A lobbying row has engulfed ex-prime minister David Cameron and also dragged in former and current government ministers and officials. So how did it all begin?
Then opposition leader David Cameron uses a speech to forecast how political lobbying is “the next big scandal waiting to happen” and says the Conservatives “must be the party that sorts all this out”. The then Tory leader was speaking in the wake of the MPs’ election scandal.
Former investment banker Lex Greensill, the founder of finance firm Greensill Capital, is brought in as a government adviser by Number 10’s top civil servant Jeremy Heywood. The pair were former colleagues at US bank Morgan Stanley.
Newly-knighted Sir Jeremy Heywood is made cabinet secretary, the most senior civil service adviser to the prime minister and the cabinet.
Mr Cameron announces a new supply chain finance scheme for community pharmacies in England, with Mr Greensill – said to be the mastermind of the plan – sitting alongside him. Citigroup, who previously employed Mr Grensill, becomes the initial financier of the scheme.
The Conservative-Liberal Democrat coalition government – led by Mr Cameron – sees their new lobbying legislation officially pass into UK law. The Transparency of Lobbying, Non-Party Campaigning and Trade Union Administration Act 2014 introduces a register for consultant lobbyists.
Mr Greensill is announced as a member of the government’s Crown Representatives network to “make sure that the government is getting the best possible value for taxpayers”. Bill Crothers, the government’s chief procurement officer, says the group brings “top business acumen into Whitehall”.
Mr Crothers takes on a role advising the board of Greensill Capital while still employed as a civil servant. This was agreed by the Cabinet Office.
Mr Crothers joins Greensill Capital as a director after leaving the civil service. He did not seek the advice of a Whitehall watchdog, the Advisory Committee on Business Appointments (ACOBA), as is usual for former ministers and top officials taking on private-sector roles. The Cabinet Office has since said this was because he “was already working in an advisory capacity to Greensill before he left the civil service”.
Mr Cameron officially resigns as prime minister less than a month after seeing UK voters choose to quit the EU against his wishes.
Greensill takes over the supply chain finance scheme for NHS pharmacies.
Mr Cameron joins Greensill as a part-time senior adviser. He has since said he was contracted to work for the company for 25 days per year, with his pay partly in the form of a grant of shares.
Mr Cameron has a “private drink” with Health Secretary Matt Hancock and Mr Greensill, at which they are reported to have discussed a payment scheme later rolled out in the NHS. Mr Hancock has confirmed the “social meeting” took place, adding: “Given that departmental business came up, I reported to officials in the normal way.” Mr Greensill is also reported to have met NHS chief executive Sir Simon Stevens and Dido Harding, then the head of NHS Improvement.

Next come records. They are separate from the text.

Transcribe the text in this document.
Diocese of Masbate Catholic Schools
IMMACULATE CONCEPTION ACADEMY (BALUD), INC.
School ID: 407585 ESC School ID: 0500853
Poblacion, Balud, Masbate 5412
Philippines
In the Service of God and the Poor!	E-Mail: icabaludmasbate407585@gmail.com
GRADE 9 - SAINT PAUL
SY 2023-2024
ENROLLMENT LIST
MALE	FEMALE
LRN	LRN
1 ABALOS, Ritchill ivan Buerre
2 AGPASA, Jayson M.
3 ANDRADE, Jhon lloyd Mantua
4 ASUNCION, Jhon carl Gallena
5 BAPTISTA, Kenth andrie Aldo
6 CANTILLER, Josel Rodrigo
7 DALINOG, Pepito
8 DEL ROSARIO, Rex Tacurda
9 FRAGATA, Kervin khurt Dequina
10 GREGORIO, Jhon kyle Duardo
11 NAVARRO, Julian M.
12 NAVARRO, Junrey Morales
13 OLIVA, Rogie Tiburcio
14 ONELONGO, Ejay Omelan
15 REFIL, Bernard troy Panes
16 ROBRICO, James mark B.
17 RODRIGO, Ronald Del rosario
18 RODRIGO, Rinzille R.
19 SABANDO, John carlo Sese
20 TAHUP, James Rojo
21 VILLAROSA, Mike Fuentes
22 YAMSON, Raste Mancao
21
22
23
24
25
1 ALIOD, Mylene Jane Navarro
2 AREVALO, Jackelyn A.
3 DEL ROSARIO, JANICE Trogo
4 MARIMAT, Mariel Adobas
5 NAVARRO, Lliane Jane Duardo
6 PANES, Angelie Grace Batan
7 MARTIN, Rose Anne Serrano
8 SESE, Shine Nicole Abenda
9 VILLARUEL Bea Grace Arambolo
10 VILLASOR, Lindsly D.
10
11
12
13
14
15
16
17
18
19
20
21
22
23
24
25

Mr Cameron visits Saudi Arabia with Mr Greensill during which the pair meet with the Kingdom’s Crown Prince Mohammed bin Salman. The former prime minister has said he “wanted to assist” in Greensill’s plans to open a new regional office in Riyadh. Mr Cameron and Mr Greensill are pictured drinking tea in a tent in the Saudi desert.
Mr Cameron exchanges text messages with Chancellor Rishi Sunak about access for Greensill Capital to government-backed loans during the coronavirus crisis. The former prime minister also contacted Tory ministers John Glen, the Economic Secretary to the Treasury, and Jesse Norman, the Financial Secretary to the Treasury. He is also said to have rung veteran Number 10 aide Sheridan Westlake.
The government-owned British Business Bank approves Greensill as a lender for the Coronavirus Large Business Interruption Loan Scheme (CLBILS), allowing it to provide finance to mid-sized and larger UK businesses with a group turnover of more than £45m if they are disrupted by the pandemic.
New Cabinet Secretary Simon Case has an “informal catch up” with Mr Cameron the day after he takes over as head of the civil service. The Cabinet Office said the pair did not discuss Greensill.
Greensill Capital files for insolvency with the company’s demise threatening thousands of jobs in the UK steel industry, as the finance firm was a major financier of Liberty Steel’s owner GFG Alliance. Later the same month, the Registrar of Consultant Lobbyists – which was established under Mr Cameron’s 2014 legislation – finds Mr Cameron was not required to have registered his lobbying for Greensill. This is because Mr Cameron was an in-house employee of Greensill and so his activities “do not fall within the criteria that require registration”.
Prime Minister Boris Johnson asks top lawyer Nigel Boardman to “look into the decisions taken around the development and use of supply chain finance (and associated schemes) in government, especially the role of Lex Greensill and Greensill Capital”.